A new study that measured and compared stresses on the joints of the leg (knees, hips, and ankles) for runners in shod and barefoot running indicates that “running shoes exerted more stress on these joints compared to running barefoot or walking in high-heeled shoes.”

The study involved 68 healthy adult runners, slightly more than half women, who ran at least 15 miles per week and observed “joint torques” at the hip, knee, and ankle while individuals ran on treadmills.

You might guess what they found:

The researchers observed increased joint torques at the hip, knee and ankle with running shoes compared with running barefoot. Disproportionately large increases were observed in the hip internal rotation torque and in the knee flexion and knee varus torques. An average 54% increase in the hip internal rotation torque, a 36% increase in knee flexion torque, and a 38% increase in knee varus torque were measured when running in running shoes compared with barefoot.

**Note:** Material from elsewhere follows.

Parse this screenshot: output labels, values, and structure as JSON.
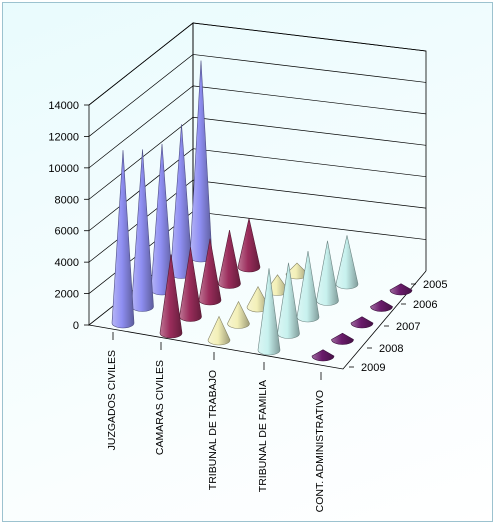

These findings confirm that while the typical construction of modern-day running shoes provides good support and protection of the foot itself, one negative effect is the increased stress on each of the 3 lower extremity joints. These increases are likely caused in large part by an elevated heel and increased material under the medial arch, both characteristic of today’s running shoes.

It’s great to see studies like this emerge. No doubt we all have reached a similar conclusion that, rather than first requiring proof barefoot running is safe, the burden of proof that running shoes do us any good lays squarely on the shoulders of the running shoe manufacturers.

It is fascinating that walking in high-heels is less stressful on your joints than running in running shoes though I also imagine it’d be a disaster to run in high-heels — not to mention that high-heels necessarily cram your toes into a narrow space.

Anyone else looking forward to seeing the release of the Lieberman study?